To the outside observer, the recent growth of incubators, co-operative workspaces and angel investor funds could make Australia appear like a tech start-up’s dream.
And indeed, the Australian government has recently shared ambitious plans to make Australia a “start-up nation”. But really, how close is Australia to becoming the start-up nation that our politicians aspire to?
Sorry to say, the dream is still a long way from becoming reality.
Compass Group’s 2015 Global Startup Ecosystem Report says that Sydney’s seed investment activity grew just 33% over the past three years. Sounds OK? Only until you compare it to other cities like Bangalore, who grew by 53%. This slow growth helps to explain why Sydney fell from 12th to 16th in the global rankings and Melbourne dropped off altogether.
So what’s going wrong? And what needs to be done to make our cities real hot-houses for tech innovation?
Obstacle 1: A lack of private investment
Private sector investment in Australian start-up companies is woefully behind the rest of the world. Consider the percentage of our GDP derived from venture-capital-backed companies: 0.2%, compared with the US and Israel, at over 10%.
When you consider the statistic from Crossroads 2015 that Australians bet more on the Melbourne Cup ($200M, $9 per capita) than the entire venture capital industry invests in start-ups in a year ($100M, $4.55 per capita): it sure puts things into perspective.
Encourage new sources of private funding, teach skills in technology assessment and maintain the focus on the legislation around crowd-sourced funding.
Obstacle 2: Punitive share schemes
Employee share schemes in Australia are anything but appealing. Current legislation means that start-up employees are liable for the tax on shares when they vest, even though the value of those shares can’t in most cases be realised yet. This means that employees have to pay taxes without the income to cover them. Sure, you can get around these tax liabilities – but it costs a fortune in time and money: and what start-up employee can manage that?
Tax reforms that protect and encourage shareholding employees of start-ups.
Obstacle 3: shortage of tax breaks and grants for start-ups
Tax breaks are vital to helping start-ups get through the first few years of little to no cash flow. With the exception of a few grants like R&D offset and export market development grants, there are few incentives to grow businesses within Australia, or help scale the business.

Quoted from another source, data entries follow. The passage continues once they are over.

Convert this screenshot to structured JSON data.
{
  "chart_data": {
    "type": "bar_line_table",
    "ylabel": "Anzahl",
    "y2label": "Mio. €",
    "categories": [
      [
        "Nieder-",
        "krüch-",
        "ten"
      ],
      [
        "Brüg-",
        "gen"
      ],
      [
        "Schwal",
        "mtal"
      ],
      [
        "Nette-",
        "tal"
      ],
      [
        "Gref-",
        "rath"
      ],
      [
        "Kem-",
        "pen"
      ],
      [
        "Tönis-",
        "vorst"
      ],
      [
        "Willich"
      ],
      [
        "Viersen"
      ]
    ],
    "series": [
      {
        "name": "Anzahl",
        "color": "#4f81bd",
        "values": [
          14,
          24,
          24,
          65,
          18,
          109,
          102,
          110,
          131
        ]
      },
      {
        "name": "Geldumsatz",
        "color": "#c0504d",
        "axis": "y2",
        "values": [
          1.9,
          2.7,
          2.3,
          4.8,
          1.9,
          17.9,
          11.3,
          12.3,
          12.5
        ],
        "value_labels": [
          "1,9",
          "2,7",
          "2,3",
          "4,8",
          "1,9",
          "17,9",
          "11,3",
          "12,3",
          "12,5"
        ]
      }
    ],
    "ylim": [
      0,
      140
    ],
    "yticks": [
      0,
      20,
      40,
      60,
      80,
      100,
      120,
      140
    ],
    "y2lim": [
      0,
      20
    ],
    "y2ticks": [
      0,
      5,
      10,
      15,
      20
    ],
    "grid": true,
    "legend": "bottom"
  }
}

Grants & tax breaks that actually align with the help a business needs in order to grow. For instance, in Singapore, incorporated start-ups can claim their first $100k of income completely tax-free for 3 years. Add to that the 50% deduction on taxes related to angel investing, and it’s no wonder Singapore is leading the current start-up boom.
Obstacle 4: the yawning gap between research and industry
It’s not that we’re short of ideas, as a nation. But there is a distinct lack of funding for turning concepts and research outcomes into proven, marketable technologies. In fact, when it comes to business feasibility studies with precisely this aim, the Australian government spends just 10% of the amount the US government invests, as a percentage of GDP.
Grants and development contracts which are designed specifically to support the turning of research outcomes into proven technologies.
Obstacle 5: attracting and keeping the right brains for the job
We have plenty of homegrown talent here in Australia. But there’s an undeniable talent drain from Australia towards more start-up friendly environments like the US. What’s more, many Australian tech start-ups shift to other countries such as New Zealand, India, China and Britain to take advantage of the more start-up friendly environment: providing a double blow to the Australian economy. As if that’s not enough, we also have trouble enticing brains away from academia and towards industry, and there’s remarkably little movement and collaboration between the two.
Incentives and initiatives that reward collaboration between universities and industry and incentivise research staff’s involvement in industry. Along with the creation of a more start-up friendly environment.
Obstacle 6: lack of government funding for start-ups
The Australian government introduced a range of tax cuts for small businesses earlier this year, along with funding for a crowd-sourcing regulatory framework. But these measures are still woefully inadequate and aimed more at small business than start-ups. The end result is that many of Australia’s tech start-ups are now funded from outside Australia: Atlassian being one notable example.
Proper, substantial, sustained investment in innovation and tech start-ups: comparable with China’s $8.3 billion seed-stage National Venture Capital Fund or South Korea’s $4billion Creative Economy initiative.
According to our new prime minister, his will be a 21st-century government. He also said in his victory speech that disruption is Australia’s friend. We agree, and we’re looking forward to seeing the policy changes that will make ours a true start-up nation.